Well, I managed to slack off for a few months now in my writing (it's what, October now?). I figure with the way I'm going, any chances of catching up and posting recent events have been dashed. So what's the rush? Anywho, let's take a trip down memory lane and visit more of July.
In July, Along with Photopoints and Dove trapping, I got a chance to do deer spotlight counts. Basically...It's something I'd do for fun, even if I wasn't getting paid. It requires 3 people to do the surveys. One to drive, and two to sit on the back of the truck and shine the lights/use the rangefinder on the deer. Every time a deer is spotted, the driver stops and takes a GPS point. The two people on the back get a range and bearing on the deer along with sex and number of deer. The driver writes down all this information which is later plugged into a computer. So what's the problem with riding around the woods shining deer all night?
Nothing really. Except for the 'all night' part.
It's understood in the outdoor community that all wildlife, particularly game animals, keep terrible hours. Ask any hunter or fisherman when the best time to go out is and the answer will always be some God awful hour of the morning or long into the darkness of night. Most animals are active right after sun up and right before dark. Deer, however, are the exception to this rule because deer...are crazy. They generally don't come out until it is FAR into the night, long after even the most avid hunter has left the stand, driven home, showered, eaten, and climbed into bed. Sure one might see a deer in the middle of the day. But these are simply the insomniacs of the deer herd. The rest are hiding in the bushes until the earth has rotated a full 180 degrees. It is because of this, that we do deer surveys at night.

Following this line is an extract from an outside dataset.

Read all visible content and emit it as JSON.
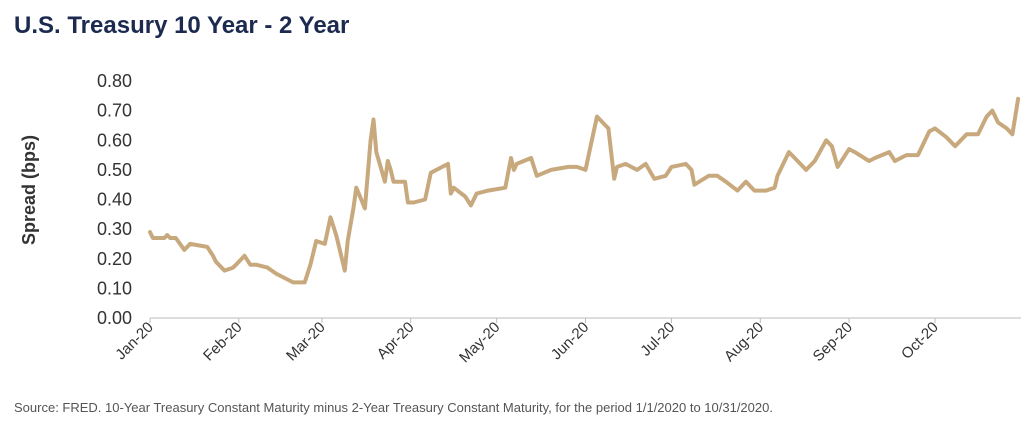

Oh, and because their eyes glow and are easy to see. But it's mainly because they're crazy.
Deer surveys started at 8:00 pm and lasted until about 2:00 or 3:00 am. For some reason (and I never got a straight answer as to why) FWC stopped conducting surveys on Three Lakes. Instead, the surveys are done at Triple N Ranch, Bull Creek, and Fort Drum WMA's. All of these areas are at least a 45 min drive from Three Lakes so my hours usually started about 7 and ended around 4.
Over the course of the month, I help conduct about 8 different surveys and I thoroughly enjoyed each and every one of them. Every one was different and it was exciting to see the different bucks and admire them as they stared, zombie like, back at the spotlight. By far, the biggest were located on Ft. Drum back toward the Turnpike. I found that the reason for this was because it was close to 2 miles through swamp from the entrance to the back of the WMA and vehicles weren't allowed. Meaning, that one had to walk to the back.
Unfortunately, I was unable to snap any pictures of the deer. Even if I had tried, my flash probably would have ruined it. Not the mention the fact that they were usually anywhere from 80-300 yards away from the truck.
The hours certainly managed to take their toll on me. I would usually do an 8-4 during the day, rest and then head back at 7 until 2 or 3. Rest, and get back up to work at 8 again. Luckily, FWC won't pay interns overtime so I'd usually hit my 40 hours for the week very early and then have a few days off. I did, at least, try to take it relatively easy during the days. I was really only whooped if we had to do a prescribed burn the day before a survey. I was able to snap a picture of something I'd only read about previously. A Pyrocumulus cloud:
Apparently its produced from large amounts of smoke. Under the right conditions, water vapor from the smoke manages to boil up into a storm. So, in a sense, we're busy raining ourselves out when we burn. Kinda counterproductive, huh?